Sul primo punto. Esiste uno specifico femminile, una peculiarità di genere, nelle scelte politiche e anche nella formazione del substrato culturale proprio di una società, direi nella produzione di significati sociali. Gli esempi abbondano. Cito solo, per quanto riguarda la politica, il diverso modo di affrontare i conflitti; per quanto riguarda il lavoro, per esempio, l’equilibrio che tipicamente le donne sanno mantenere tra la competizione e l’aiuto. E in generale cito il ruolo di anello forte ricoperto dalle donne, capace di tenere insieme e fare crescere le relazioni tra le persone, le famiglie, le generazioni e, in generale, nell’intero tessuto sociale. Allora il tema non è che le donne hanno bisogno di andare in politica perché così hanno una gratificazione. Il tema è il contrario: che la politica e l’economia hanno bisogno delle donne. E ha bisogno di questo contributo oggi più di dieci o venti anni fa. Perché? Perché viviamo un clima culturale, nel senso di cultura diffusa, di immaginario collettivo, non di elite, un clima che ci spinge a pensare in termini sempre più individualisti, che ci descrive costantemente in lotta l’uno contro l’altro.
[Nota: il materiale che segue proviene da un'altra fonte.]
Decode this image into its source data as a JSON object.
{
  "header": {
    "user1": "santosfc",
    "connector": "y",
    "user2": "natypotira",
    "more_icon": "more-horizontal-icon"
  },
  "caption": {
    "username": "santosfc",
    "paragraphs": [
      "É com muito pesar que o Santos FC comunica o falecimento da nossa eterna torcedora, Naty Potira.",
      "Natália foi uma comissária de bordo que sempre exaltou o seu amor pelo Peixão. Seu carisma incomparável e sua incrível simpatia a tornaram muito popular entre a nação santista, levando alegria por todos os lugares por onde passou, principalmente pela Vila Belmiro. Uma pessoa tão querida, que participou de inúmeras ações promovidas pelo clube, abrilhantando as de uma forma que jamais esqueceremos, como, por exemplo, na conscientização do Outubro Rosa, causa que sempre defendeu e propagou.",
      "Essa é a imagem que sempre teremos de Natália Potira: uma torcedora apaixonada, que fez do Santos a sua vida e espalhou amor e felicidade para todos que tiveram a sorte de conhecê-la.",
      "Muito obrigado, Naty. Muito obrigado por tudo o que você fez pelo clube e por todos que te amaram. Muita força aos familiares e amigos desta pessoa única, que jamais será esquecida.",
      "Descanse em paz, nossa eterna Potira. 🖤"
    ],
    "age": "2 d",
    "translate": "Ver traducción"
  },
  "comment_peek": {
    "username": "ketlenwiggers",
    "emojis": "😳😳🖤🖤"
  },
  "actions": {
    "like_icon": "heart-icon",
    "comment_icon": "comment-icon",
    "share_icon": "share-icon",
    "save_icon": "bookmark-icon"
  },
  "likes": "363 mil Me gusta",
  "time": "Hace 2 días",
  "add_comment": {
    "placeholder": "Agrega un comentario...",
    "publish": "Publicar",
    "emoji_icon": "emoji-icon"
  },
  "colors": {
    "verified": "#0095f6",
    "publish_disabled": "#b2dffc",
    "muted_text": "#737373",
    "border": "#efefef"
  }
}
E ci illude di acquisire benessere e ricchezza nella direzione dell’accumulo e del consumo. Davanti a questo quadro abbiamo bisogno di una nuova produzione di significati, per parole come sviluppo e ricchezza, benessere e giustizia, identità e accoglienza. Per dare nuovi significati, nuovi contenuti a queste parole, abbiamo bisogno quindi non solo del voto ma anche del vissuto delle donne, nella politica e nell’economia.

E vengo al secondo punto, quello dei diritti. Quella del voto è certamente una grande tappa nel cammino dei diritti delle donne; ma, parlando di diritti e di donne, oggi, a Bologna, il pensiero mi corre fuori da quest’aula, non troppo lontano, basta arrivare ai viali o alla zona Fiera. So che può apparire sgradevole questa uscita ma la sento doverosa. Quindi voglio guardare e invitarvi a guardare ad una particolare categoria di donne, a queste ragazze, talvolta poco più che bambine, rapite o ingannate con false promesse di lavoro, violentate nel corpo e nello spirito fino ad annullarne la dignità, la volontà, la stessa identità, ridotte ad uno stato di terrore e sottomissione, per poi essere vendute sui marciapiedi. A chi? Sarebbe anche il caso che ce lo chiedessimo. Questo accade oggi a Bologna, per centinaia di donne, per le quali parlare di diritti può avere soltanto un sapore di cinico sarcasmo.

Ho fatto una ricerchina sui giornali di Bologna per parole chiave, la parola prostituzione, e ne ho trovate parecchie, in parecchi articoli, sempre sul degrado urbano. Si parla, comitati, cittadini, di bottiglie rotte, escrementi, spacciatori e prostitute. Quindi è un problema estetico, un problema di decoro. Oppure un problema di costume, su cui si sorride, si ammicca, evitando di entrare nel merito, per paura di passare per moralisti. Ma la riduzione in schiavitù e la violenza continuata non sono un problema di morale o non solo di morale; ma di diritti, appunto.

Dobbiamo quindi aprire gli occhi sulle diffuse complicità culturali e sociali che fanno da cornice a questo dramma, a questo punto zero dei diritti delle donne. Complicità che affondano le proprie radici in una certa concezione del consumo sessuale, del corpo come oggetto di mercato e strumento di marketing, della martellante celebrazione riguardo al sesso della pulsione istintuale al di sopra dell’educazione e della relazione con l’altro. Solo aprendo gli occhi su queste complicità potremo guardare negli occhi queste donne e combattere una battaglia politica e culturale per i loro diritti. Per questo chiudo, ringraziando il Presidente del Consiglio e i Colleghi Consiglieri per questa occasione di riflessione, e ringraziando anche la Presidente e la Giunta per avere dato il patrocinio della Provincia ad un importante evento che si terrà domani sera, 2 febbraio, alla multisala di via dello Scalo, dedicato proprio al fenomeno della prostituzione nel mondo globalizzato, dove ci sarà Alex Zanotelli con una relazione proprio sulla nuova tratta sulle schiave.

Credo che aprire una riflessione collettiva su questo fenomeno sia il modo migliore per celebrare i sessant’anni del diritto di voto alle donne. Vi ringrazio.